Егоров отстегнул от пояса эсэсовца увесистую кобуру, достал пистолет. Тяжелый, с длинным стволом.

– Сережа, глянь – парабеллум. Отлично стреляет. Пригодится.

Пламя над горящим эшелоном погасло, пало, треск заметно утих, ничего живого там уже не было.

– Ладно, Сережа, пошли спать, надо отдохнуть. Поработали мы с тобой сегодня хорошо. Может быть, в первый раз за всю войну по-настоящему поработали. А?

– Было, товарищ лейтенант, и до этого.

– Было, Сережа, было. Но сегодня мы поработали особенно...

На железной ступеньке в дверях вагончика сидел часовой. При виде командира он вскочил и виновато улыбнулся:

– Извините, товарищ лейтенант, немного задумался и... присел.

Егоров осведомился:

– Тихо?

– Тихо, товарищ лейтенант. Тихо и глухо, как в голбце.

– В голбце? А это что такое?

– Так, товарищ лейтенант, у нас подполье называется.

– Смотреть в оба!

– Есть смотреть в оба!

Ребята, утомленные ночной работой и нервным напряжением, почти все спали. Егоров и Кислицын легли на оставленное им место на нарах, положив под голову затхлый, пропахший мышами и пылью сноп соломы, умолкли. Кислицын через несколько минут начал тихо посапывать, а к Алексею сон не приходил. Он перебирал в памяти события последних недель и дней и ужасался: сколько смертей, сколько крови, вся русская земля обагрена ею.
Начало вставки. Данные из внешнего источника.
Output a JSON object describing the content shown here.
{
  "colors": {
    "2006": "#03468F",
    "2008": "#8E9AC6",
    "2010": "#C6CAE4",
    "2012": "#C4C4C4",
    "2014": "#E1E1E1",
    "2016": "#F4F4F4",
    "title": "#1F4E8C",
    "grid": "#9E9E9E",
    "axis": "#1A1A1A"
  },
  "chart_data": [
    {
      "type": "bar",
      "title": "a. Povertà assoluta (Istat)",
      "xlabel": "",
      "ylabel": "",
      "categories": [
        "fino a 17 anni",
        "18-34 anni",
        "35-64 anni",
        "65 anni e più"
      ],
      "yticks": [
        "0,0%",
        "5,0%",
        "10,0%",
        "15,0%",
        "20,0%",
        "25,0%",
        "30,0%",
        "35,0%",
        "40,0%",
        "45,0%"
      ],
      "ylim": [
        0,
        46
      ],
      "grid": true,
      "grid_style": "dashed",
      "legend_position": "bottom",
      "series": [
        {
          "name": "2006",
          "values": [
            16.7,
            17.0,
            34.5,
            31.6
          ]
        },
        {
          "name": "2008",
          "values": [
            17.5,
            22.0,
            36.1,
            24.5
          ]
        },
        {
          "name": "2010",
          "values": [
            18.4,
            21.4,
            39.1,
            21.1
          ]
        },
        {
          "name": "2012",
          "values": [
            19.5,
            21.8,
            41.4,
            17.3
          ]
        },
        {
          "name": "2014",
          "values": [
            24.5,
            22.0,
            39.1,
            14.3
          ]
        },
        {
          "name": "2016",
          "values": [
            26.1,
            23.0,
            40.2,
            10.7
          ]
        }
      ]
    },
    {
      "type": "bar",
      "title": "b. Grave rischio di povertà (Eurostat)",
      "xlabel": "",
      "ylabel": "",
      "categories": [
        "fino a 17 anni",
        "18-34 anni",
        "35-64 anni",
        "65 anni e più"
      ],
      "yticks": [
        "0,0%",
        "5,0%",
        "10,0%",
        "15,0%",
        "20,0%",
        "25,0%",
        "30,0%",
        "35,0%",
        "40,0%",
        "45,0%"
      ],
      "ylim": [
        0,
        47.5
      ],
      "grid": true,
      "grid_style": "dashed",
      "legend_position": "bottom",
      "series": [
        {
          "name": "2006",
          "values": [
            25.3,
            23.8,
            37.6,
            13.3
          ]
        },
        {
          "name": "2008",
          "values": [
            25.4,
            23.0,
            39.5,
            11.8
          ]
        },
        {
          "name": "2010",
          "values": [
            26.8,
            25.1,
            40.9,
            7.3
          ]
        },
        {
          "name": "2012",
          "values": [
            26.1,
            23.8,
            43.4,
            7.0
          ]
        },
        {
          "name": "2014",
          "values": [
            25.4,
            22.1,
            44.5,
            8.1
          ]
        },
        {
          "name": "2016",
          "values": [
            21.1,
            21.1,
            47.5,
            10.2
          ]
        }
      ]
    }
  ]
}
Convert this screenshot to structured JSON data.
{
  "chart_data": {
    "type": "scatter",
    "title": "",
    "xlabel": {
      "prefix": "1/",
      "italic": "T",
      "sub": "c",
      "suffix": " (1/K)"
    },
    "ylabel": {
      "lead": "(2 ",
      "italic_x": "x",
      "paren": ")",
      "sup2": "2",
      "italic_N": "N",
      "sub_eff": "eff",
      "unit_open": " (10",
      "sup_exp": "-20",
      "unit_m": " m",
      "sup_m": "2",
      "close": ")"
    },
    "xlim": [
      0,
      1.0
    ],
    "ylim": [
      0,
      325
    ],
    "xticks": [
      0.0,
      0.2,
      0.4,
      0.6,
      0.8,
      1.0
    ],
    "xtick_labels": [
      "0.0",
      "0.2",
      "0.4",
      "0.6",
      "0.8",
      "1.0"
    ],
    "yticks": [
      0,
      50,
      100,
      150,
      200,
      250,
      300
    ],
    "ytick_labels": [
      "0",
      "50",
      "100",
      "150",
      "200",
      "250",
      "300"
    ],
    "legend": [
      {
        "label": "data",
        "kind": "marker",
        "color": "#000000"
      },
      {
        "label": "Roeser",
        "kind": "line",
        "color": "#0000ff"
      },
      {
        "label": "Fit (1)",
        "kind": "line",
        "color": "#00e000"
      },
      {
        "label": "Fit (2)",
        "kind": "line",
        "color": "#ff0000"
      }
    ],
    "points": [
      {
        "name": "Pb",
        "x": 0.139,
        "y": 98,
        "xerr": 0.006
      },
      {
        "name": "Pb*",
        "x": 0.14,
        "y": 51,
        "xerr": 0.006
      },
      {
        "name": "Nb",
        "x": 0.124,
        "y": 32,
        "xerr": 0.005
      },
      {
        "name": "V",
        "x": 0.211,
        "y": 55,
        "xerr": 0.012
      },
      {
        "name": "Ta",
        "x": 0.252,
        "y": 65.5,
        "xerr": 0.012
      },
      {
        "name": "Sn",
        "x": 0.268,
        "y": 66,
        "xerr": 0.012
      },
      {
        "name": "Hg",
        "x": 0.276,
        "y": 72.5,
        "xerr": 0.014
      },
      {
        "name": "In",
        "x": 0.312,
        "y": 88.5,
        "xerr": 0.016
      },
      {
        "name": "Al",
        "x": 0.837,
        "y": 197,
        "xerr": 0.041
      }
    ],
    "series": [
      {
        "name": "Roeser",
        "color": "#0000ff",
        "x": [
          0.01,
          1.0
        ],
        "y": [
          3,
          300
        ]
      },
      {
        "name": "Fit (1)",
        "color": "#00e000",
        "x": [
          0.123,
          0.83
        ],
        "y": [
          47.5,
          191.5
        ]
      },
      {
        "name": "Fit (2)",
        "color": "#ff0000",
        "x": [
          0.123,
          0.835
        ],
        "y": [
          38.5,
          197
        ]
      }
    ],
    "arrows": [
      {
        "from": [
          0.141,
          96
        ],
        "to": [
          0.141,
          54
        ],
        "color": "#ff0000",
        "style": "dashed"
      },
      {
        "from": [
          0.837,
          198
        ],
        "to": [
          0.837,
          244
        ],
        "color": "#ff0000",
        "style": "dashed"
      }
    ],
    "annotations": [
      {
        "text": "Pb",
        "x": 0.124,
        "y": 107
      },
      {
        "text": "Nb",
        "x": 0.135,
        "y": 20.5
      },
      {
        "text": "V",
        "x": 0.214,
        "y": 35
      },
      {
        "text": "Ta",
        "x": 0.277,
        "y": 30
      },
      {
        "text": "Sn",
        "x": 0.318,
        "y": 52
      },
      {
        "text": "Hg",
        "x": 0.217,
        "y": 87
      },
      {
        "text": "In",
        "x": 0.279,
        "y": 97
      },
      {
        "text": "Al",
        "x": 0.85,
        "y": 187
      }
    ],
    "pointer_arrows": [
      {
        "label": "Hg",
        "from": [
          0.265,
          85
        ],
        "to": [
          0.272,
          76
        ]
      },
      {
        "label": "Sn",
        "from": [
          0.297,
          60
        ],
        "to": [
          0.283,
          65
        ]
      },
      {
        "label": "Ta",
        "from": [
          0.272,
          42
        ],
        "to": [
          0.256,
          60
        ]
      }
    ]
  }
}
В щели вагончика просачивались еще греющие лучи осеннего солнца, крыша и стены накалились, стало душно и парко, как в сибирской бане, когда плеснешь на каменку ковш воды. Перед глазами Егорова стремительно поплыли расплывчатые, едва уловимые кадры, мелькнул образ жены Нади, ее красивые белые руки потянулись к нему; и Алексей уснул сном утомленного человека.